During week three in Oaxaca, I shadowed at the Centro de Salud in Lomas de San Jacinto. For all three days, I shadowed Dr. Cipriano. During these three days, we saw patients who were coming for their pregnancy check-ups, individuals managing diabetes and/or hypertension, and those with fevers or some other suspected infections as well. My experience shadowing Dr. Cipriano was very different from shadowing Dr. Cristina and the nutritionist in the Centro de Salud at Xoxo. Firstly, at Lomas de San Jacinto, I saw a greater diversity of patients than I had seen with Dr. Cristina in Xoxo. Almost all of Dr. Cristina’s patients seemed to be individuals managing diabetes and/or hypertension. Dr. Cipriano engaged more with the students who were shadowing and the patients that were receiving care at the clinics. I really appreciated the energy and enthusiasm with which Dr. Cipriano spoke with the patients and explained different aspects of the visits to us. There was one patient, however, that I noticed Dr. Cipriano was not as friendly with and was a little stern with. I am not sure why there was a change in Dr. Cipriano’s behavior with this patient and wish that I had asked him a little more about how he speaks with patients.

It was also interesting when Dr. Cipriano would speak with us during a patient visit. He asked about two or three women to tell us the legends of their communities with us during the visit. And although this was not related to the visit and was a little bit uncomfortable for me at first, but I noticed that the patients were excited to share their culture, stories, and language with us. One women even asked us to write our names down for us before she left so that she could remember our conversation. I appreciate learning about the different stories from the patient but I do wish that Dr. Cipriano had asked the patients first if they wanted to talk to us about these topics. At times, it did seem like Dr. Cipriano was just telling the patients to tell us these stories.

This week, we also got to hear from two experts on the state of maternal mortality and infant mortality in Oaxaca and Mexico in general. These two talks were my favorite talks during our entire trip. It was especially shocking to see the inequalities present between rural and urban Oaxaca.
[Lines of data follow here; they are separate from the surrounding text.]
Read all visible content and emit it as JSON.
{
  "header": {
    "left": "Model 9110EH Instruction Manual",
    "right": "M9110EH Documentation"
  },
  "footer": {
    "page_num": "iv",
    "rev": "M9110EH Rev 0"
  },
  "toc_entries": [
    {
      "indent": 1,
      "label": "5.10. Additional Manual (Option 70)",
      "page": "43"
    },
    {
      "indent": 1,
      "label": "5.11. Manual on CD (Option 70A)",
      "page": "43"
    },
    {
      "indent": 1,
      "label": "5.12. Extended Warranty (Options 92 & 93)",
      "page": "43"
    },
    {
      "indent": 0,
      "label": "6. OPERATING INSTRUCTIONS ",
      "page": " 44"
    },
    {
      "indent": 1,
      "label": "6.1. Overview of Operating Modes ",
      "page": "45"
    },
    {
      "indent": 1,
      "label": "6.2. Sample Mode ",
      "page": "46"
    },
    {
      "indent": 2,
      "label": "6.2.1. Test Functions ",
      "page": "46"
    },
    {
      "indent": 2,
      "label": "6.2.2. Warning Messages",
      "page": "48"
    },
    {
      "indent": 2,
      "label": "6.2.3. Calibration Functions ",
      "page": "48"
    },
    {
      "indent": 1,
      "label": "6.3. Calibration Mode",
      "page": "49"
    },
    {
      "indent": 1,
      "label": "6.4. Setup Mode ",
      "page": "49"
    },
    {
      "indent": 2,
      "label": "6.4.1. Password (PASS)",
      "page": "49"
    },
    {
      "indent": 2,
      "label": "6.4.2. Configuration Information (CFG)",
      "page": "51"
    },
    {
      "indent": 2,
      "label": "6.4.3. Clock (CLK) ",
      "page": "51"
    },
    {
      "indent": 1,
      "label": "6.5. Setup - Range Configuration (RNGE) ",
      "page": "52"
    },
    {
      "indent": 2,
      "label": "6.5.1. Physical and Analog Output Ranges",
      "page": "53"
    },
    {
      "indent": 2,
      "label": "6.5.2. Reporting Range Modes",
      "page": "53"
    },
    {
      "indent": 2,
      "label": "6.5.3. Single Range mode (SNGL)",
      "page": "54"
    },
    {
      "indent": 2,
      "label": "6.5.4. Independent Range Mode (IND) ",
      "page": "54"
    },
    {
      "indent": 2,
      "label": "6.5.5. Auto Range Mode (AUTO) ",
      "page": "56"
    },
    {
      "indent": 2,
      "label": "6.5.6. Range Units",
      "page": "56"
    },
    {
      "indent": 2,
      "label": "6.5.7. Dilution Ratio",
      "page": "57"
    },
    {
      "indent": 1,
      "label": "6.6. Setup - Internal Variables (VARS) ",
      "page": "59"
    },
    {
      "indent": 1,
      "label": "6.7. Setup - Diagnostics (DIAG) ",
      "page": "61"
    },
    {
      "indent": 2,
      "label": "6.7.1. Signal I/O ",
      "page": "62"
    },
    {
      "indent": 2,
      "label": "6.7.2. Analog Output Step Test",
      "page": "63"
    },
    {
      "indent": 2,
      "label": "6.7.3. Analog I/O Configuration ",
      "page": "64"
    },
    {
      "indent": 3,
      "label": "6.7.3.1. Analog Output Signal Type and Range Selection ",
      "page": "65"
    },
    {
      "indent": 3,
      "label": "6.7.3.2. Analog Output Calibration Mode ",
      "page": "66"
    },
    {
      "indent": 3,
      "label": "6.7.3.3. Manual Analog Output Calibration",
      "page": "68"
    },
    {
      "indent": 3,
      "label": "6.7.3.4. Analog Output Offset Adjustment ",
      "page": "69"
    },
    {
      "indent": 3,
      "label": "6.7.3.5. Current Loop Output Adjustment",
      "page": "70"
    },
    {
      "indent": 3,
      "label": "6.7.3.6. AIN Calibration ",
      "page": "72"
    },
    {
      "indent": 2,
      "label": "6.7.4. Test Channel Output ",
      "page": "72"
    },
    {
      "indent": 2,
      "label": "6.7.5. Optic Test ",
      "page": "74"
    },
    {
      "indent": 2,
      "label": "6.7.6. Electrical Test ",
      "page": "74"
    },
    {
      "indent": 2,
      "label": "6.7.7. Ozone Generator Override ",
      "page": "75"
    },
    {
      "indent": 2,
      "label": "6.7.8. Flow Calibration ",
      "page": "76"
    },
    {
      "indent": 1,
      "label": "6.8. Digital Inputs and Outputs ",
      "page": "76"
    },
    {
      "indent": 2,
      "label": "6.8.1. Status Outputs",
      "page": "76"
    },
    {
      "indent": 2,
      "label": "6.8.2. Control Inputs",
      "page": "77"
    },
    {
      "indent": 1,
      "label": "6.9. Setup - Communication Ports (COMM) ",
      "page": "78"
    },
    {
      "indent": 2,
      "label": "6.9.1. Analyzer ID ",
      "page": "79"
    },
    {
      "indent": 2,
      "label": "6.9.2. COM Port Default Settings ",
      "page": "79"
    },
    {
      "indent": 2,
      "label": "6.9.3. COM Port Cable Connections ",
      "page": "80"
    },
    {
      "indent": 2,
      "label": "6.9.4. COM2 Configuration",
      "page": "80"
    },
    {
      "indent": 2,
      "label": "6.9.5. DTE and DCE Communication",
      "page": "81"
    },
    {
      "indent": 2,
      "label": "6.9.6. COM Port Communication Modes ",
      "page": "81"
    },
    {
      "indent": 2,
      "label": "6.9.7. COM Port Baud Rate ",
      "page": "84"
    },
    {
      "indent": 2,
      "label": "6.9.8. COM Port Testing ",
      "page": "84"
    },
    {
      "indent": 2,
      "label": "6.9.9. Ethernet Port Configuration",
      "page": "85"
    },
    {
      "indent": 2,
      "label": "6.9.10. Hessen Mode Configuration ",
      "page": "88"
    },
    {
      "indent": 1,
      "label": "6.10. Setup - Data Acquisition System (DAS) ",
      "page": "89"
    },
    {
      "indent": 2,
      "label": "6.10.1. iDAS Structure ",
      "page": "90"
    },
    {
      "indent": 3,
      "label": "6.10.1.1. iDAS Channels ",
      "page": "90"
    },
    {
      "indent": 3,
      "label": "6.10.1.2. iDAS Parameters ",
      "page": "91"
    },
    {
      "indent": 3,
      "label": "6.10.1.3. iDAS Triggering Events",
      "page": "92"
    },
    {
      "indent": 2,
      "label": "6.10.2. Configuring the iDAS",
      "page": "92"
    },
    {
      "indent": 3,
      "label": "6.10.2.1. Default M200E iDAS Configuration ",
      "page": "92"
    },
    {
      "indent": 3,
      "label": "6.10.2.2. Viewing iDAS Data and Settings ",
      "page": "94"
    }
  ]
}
Women in rural Oaxaca are at a much higher risk of dying during pregnancy and childbirth. When we were in San Miguel Peras, at least one of the three delays was very apparent. The roads were difficult to travel on, especially during the rainy season. I wonder what types of services may be available for individuals facing a medical emergency in San Miguel Peras and surrounding pueblos. Is it possible for them to reach help when needed or is there really nothing that can be done during these medical emergencies?

I am very grateful for the opportunity to be able to interview four different women living in Pensamiento and San Miguel Peras. Every family was very welcoming and eager to speak with us. I found the interviews to be a very effective way of learning more about the community and the various members of the community. I especially enjoyed it when the women would expand on their answers and explain why they were choosing the particular answers. Also, eating lunch and dinner with the families gave us a chance to speak more with them and learn more about their lives and the community. I especially enjoyed the dinner conversation that we had where the mom was speaking about all of the family members that live near her and the support that they provide for one another. This comment really revealed the deep connections present in this community.

Melissa and I with the mother that invited us into her home for the interview and made a delicious pasta soup for lunch for us.